New Centroid for Cluster 2: (6.25, 5.5)

Step 4: Iteration

We repeat steps 2 and 3 until convergence. Let’s say after another iteration, the assignments remain the same, and the centroids don’t change significantly.

Finalization

The final clusters would be:

Cluster 1 (Centroid: (1.67, 5.67)):

(2, 10), (2, 5), (1, 2)

Cluster 2 (Centroid: (6.25, 5.5)):

(8, 4), (7, 5), (6, 4), (4, 9)

This is a simplified example of how K-means clustering works. In practice, the algorithm iterates until convergence based on a predefined criterion, such as no significant change in cluster centroids.

Inorder to have a practical implementation of K-means algorithm we can use this python codes snippet:

from sklearn.cluster import KMeans

# Initialize K-means with the desired number of clusters (K)

kmeans = KMeans(n_clusters=K)

# Fit the model to the data

kmeans.fit(data)

# Obtain cluster centroids and labels

centroids = kmeans.cluster_centers_

labels = kmeans.labels_

Key consideration while working with the K-means algorithm:

K-means is a very straight forward algorithm but there are several key aspects we need to consider while working with it.

1. Choosing the right or optimal amount of clusters is necessary. Several techniques such as elbow method or silhouette analysis can be used for choosing the right amount of clusters.

2. Selecting the initial amount of centroid is a very sensitive process because the initial selection of the centroid can impact the final clustering result. Techniques like K-means++ can help us to mitigate such kind of sensitivity.

3. Depending on the initial centroid the algorithm can converge into an local optima so for that reason we should run the algorithm multiple times with different initialization inorder to mitigate this issue.

Application of K-means  algorithm:

1. Customer segmentation: K-means helps the companies to classify their customers in different groups. It can classify the customers based on their preference or shopping pattern.

2. Image compression: By clustering similar pixels together and representing them with the cluster’s centroid it is possible to reduce the amount of data required to store images without any significant loss of image quality. 

3. Anomaly detection: By clustering normal data points together anomalies or outliers can be identified as datapoints fall outside the cluster. It can be used in various domains including finance, cybersecurity and manufacturing.

4. Network traffic analysis: By clustering network data, pattern inductive or malicious activities can be detected and can be solved. It is very useful in cybersecurity in order to find out potential threats. 

These are a few examples which showcase the versatility and practicality of K-means algorithms across different domains.

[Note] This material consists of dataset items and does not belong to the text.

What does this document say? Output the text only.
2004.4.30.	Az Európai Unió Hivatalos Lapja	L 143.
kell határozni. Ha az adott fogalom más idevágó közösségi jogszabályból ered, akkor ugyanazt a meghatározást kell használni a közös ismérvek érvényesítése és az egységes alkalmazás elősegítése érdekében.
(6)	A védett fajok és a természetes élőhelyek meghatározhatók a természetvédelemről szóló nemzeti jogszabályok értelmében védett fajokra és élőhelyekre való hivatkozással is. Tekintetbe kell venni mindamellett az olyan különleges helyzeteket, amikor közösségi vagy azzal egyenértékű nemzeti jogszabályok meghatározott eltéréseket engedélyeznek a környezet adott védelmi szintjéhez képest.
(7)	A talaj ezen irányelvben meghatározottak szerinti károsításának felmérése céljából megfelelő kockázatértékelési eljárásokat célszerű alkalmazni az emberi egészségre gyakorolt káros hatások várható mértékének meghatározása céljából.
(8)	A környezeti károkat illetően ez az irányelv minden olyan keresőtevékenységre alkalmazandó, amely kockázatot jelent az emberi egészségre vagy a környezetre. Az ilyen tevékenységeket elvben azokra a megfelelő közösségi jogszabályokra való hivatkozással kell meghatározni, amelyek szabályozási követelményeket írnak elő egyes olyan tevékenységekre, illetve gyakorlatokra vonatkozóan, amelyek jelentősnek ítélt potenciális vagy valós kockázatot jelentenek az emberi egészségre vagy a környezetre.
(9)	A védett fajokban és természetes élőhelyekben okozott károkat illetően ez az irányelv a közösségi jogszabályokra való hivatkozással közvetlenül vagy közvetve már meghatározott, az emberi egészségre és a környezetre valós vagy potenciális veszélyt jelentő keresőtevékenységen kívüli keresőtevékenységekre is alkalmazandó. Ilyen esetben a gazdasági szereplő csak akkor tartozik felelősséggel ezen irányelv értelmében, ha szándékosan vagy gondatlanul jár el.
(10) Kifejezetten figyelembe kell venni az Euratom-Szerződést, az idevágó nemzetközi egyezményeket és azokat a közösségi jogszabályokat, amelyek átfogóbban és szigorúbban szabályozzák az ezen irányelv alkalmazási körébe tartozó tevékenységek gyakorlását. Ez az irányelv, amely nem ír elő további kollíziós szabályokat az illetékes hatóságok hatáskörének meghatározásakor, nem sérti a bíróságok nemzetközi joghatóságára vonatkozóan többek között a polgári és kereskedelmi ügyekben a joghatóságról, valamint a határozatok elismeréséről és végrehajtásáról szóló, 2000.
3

In conclusion, the K-means algorithm serves as a very strong algorithm in-order to gain insights from unsupervised datasets. It is a very robust algorithm for clustering with its simple principles to uncover the patterns from the given dataset. Because of this it has become one of the most useful tools of data scientists and data analysts. As we discover the depth of data science K-means remains a beacon in unveiling the mysterious patterns from the dataset.